NO CAIR DA NOITE NOTEI QUE O VAZIO DAS HORAS ESTAVA CHEIO DE IMPRESSÕES (09/33)
(Betto Gasparetto)
Adágio IX – Nas Frestas do Entardecer

by Dall-E 3
Quando o momento lúcido se despede e a noite avança, o Vulto de Sibila não é apenas uma alma, mas uma janela para as frestas do invisível. Sua estrutura cintila como se carregasse os sussurros de segredos entreabertos, onde cada linha de luz que o atravessa revela um pedaço do que está escondido. “O que vês nas frestas do entardecer?” indaga o Menestrel, sua voz ecoando com um tom que mescla mistério e esperança.
Vós, que encarais o Vulto de Sibila com olhos de busca e temor, percebeis que as frestas não são apenas interrupções na alma; são caminhos. Cada feixe de luz que se infiltra através das aberturas é uma ponte para vossa alma, revelando o que foi esquecido ou ocultado por vossas próprias barreiras. “As frestas são portas que vos conectam ao que evitais,” murmura o Vulto de Sibila, convidando-vos a espiar o que se encontra além.

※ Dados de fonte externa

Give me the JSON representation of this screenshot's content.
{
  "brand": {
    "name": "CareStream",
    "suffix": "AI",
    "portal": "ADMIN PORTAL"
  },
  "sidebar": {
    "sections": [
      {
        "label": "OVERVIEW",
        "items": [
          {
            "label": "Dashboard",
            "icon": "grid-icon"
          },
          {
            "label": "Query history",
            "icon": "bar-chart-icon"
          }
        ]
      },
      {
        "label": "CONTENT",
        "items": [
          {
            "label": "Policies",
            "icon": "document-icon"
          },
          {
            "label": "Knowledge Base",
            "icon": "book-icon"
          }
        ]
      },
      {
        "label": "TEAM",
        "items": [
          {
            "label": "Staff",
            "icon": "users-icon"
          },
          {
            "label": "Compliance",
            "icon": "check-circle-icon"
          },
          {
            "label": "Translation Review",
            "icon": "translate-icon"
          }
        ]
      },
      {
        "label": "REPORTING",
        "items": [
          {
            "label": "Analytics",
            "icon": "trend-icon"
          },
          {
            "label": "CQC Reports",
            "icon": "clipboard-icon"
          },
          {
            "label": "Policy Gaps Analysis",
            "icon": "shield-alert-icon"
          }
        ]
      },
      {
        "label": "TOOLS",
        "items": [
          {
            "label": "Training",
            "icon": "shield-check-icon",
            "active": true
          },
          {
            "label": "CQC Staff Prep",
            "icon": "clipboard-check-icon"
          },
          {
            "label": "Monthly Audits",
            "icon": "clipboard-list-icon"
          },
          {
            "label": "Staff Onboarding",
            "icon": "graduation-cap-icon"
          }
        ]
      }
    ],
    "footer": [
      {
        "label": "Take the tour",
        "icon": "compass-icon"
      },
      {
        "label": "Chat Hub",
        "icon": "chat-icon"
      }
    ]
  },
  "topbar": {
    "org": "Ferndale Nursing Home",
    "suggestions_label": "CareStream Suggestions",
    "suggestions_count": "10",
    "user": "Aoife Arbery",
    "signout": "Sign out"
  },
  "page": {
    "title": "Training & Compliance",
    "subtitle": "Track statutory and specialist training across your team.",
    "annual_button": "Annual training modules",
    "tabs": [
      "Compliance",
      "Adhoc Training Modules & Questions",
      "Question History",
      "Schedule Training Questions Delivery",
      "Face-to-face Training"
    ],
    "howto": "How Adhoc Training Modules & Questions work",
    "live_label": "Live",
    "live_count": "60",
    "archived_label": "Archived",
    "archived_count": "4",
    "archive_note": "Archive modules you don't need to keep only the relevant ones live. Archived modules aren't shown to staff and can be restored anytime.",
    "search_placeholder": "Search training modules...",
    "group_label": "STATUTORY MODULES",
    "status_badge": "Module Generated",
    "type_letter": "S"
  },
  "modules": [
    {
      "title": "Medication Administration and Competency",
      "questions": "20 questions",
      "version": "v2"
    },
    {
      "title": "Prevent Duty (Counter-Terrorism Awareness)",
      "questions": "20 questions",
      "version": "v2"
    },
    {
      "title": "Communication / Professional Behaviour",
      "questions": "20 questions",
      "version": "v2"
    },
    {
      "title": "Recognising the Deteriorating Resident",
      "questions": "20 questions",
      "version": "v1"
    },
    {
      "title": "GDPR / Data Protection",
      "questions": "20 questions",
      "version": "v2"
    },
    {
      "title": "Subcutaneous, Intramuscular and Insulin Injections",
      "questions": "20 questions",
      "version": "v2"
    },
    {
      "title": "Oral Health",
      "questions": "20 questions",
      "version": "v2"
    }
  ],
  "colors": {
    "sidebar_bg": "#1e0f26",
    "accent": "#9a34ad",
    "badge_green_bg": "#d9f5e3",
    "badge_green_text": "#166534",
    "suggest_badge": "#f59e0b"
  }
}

Enquanto observais a alma tremulante, imagens começam a surgir. Ali estão fragmentos de vós mesmos — as palavras não ditas que ficaram presas entre os lábios, os desejos adiados que aguardam por coragem, os olhares que buscaram, mas nunca encontraram. Cada fresta é um convite para explorar, uma porta entreaberta para o desconhecido.
“As frestas do entardecer não vos acusam; elas vos libertam,” diz o Menestrel. Ele vos desafia a olhar além do medo, a penetrar as lacunas onde se escondem verdades que precisam ser reveladas. Pois cada fenda, por menor que pareça, é uma oportunidade de enxergar o que antes estava oculto.
Ao tocar a alma do Vulto de Sibila, sentis a vibração de algo vivo, como se as frestas sussurrassem diretamente à vossa consciência. “O que vedes nas frestas não é apenas o passado, mas também o potencial do que ainda podeis ser,” murmura o Vulto de Sibila, enquanto as imagens se tornam mais nítidas.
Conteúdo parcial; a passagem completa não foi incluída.